When I woke up here, there was only Max.  I remember the feeling of the sun branding scorching lines of heat down my body, the parts of it that the palm leaves didn't cover.  Max stood a few feet away from me, his head cocked to the side, a dead fish slumped onto his spear.  He was naked, but unabashedly so, even when he realized I was looking at him.  Now that I know him, this doesn't seem odd to me.
He scares me sometimes, with his intensity, but I don't know what I would've done without him.  He taught me everything I know about fending for myself.  Surviving. 
We developed a fierce love for each other, a predatory love.  We thought it would just be the two of us forever.  We didn't know others would come.
Josh was the next one that found us.  I was watching Max preform backflips off of the jagged rocks staggered along the beach, and he walked dazedly out of the green-ness of the jungle into the sunlight.
It was strange, at first, having Josh here.  Where Max was all hard edges; Josh was smooth sea glass.  Open and sensitive as opposed to the tight, coiled ball of fire that you knew Max harbored inside.
Josh kept his eyes down on the sand as he spoke to us, drawing shapes in the wet, packed parts with a stick.  He said he remembered everyone around him always talking, shouting yelling, barking.  Never listening.  The noise got so deafening that he just started walking away.  He kept walking until he ended up here.
Max was focusing hard on Josh's face, his brow furrowed.  His blue eyes took on an icy sheen.  I could almost see what was going though his mind.  He was weighing everything out.

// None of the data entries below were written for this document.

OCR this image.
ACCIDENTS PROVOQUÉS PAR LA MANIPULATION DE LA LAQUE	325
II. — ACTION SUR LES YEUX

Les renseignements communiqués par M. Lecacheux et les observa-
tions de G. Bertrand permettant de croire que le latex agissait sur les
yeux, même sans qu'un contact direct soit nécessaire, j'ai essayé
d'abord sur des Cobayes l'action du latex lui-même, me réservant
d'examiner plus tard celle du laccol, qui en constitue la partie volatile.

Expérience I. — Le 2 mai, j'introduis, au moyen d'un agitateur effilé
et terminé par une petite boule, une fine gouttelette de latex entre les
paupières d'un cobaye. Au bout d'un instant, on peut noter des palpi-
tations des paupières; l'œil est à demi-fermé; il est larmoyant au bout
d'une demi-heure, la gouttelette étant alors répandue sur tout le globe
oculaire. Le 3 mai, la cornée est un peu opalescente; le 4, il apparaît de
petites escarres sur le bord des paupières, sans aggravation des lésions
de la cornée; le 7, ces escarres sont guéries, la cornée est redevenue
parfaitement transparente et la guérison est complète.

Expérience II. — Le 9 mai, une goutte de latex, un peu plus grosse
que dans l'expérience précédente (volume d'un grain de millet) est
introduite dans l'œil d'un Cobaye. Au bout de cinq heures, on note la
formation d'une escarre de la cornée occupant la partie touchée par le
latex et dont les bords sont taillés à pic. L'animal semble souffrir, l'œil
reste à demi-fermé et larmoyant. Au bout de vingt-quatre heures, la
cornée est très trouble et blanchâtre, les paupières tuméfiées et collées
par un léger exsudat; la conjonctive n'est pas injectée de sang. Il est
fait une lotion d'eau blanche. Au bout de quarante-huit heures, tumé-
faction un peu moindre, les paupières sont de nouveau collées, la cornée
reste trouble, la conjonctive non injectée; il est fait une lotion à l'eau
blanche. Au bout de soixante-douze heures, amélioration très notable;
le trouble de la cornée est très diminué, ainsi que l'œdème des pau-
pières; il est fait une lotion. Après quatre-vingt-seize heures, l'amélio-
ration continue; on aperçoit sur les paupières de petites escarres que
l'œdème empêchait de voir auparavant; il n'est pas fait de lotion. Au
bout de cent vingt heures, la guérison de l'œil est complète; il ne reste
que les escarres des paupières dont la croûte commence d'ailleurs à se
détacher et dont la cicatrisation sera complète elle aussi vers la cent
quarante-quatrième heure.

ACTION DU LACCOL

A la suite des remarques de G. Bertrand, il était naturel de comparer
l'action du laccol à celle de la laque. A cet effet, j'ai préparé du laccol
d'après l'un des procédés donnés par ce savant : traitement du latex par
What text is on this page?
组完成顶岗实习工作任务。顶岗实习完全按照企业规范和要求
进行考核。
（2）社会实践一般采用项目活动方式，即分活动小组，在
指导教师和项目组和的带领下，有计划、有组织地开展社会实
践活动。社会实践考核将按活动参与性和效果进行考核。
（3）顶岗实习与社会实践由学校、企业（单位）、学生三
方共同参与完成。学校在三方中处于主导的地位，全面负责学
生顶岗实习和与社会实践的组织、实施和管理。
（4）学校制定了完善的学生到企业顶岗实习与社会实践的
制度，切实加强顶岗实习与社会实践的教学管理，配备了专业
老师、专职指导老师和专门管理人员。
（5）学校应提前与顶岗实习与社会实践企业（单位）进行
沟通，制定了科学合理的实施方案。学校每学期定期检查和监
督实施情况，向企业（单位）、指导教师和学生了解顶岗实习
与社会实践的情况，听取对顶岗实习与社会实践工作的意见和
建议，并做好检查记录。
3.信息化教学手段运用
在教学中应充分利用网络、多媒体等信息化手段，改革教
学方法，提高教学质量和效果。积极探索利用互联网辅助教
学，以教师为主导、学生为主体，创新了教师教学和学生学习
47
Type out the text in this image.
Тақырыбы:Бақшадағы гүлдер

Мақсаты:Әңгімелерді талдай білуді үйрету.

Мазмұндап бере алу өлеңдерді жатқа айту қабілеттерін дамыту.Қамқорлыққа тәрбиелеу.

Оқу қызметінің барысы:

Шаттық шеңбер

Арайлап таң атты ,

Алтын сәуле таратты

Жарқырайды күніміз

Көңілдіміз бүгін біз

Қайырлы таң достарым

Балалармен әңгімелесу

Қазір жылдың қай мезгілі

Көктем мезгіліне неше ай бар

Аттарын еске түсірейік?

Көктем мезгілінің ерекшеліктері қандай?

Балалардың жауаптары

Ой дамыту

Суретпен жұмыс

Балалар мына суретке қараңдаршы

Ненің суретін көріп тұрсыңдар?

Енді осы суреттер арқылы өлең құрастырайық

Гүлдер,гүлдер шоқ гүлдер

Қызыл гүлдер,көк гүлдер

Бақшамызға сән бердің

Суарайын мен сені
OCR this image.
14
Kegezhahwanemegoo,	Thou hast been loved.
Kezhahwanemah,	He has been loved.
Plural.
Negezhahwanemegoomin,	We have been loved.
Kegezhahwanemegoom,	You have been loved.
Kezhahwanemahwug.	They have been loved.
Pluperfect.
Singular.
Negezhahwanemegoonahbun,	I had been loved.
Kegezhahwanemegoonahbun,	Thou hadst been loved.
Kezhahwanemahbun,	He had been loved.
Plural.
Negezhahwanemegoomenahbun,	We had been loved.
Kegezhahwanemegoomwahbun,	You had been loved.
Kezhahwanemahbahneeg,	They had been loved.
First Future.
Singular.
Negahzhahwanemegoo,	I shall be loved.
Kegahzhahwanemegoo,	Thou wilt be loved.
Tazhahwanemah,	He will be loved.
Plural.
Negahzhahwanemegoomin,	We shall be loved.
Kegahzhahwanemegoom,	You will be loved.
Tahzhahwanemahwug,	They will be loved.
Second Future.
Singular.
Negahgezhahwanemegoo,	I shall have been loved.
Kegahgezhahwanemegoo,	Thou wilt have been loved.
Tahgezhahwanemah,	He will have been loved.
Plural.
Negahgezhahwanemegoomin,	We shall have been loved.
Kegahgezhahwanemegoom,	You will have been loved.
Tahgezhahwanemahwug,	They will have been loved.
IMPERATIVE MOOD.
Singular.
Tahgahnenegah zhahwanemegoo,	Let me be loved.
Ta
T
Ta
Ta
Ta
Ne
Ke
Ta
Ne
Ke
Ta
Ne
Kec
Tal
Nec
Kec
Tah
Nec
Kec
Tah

From the little bit I've ever gotten out of Max, he has an intense fear of being abandoned.  Not just being alone; as I'd seen the day I woke up here, he got along perfectly fine alone.  But being left- that scared him.  Which scared me, because nothing ever scares him.  He would wake up in the night gasping, groping around for my hand.  And now we had another person to add to our group.  To take under our wing and love fiercely.  But another boy… that equaled more than camaraderie.  It equalled competition.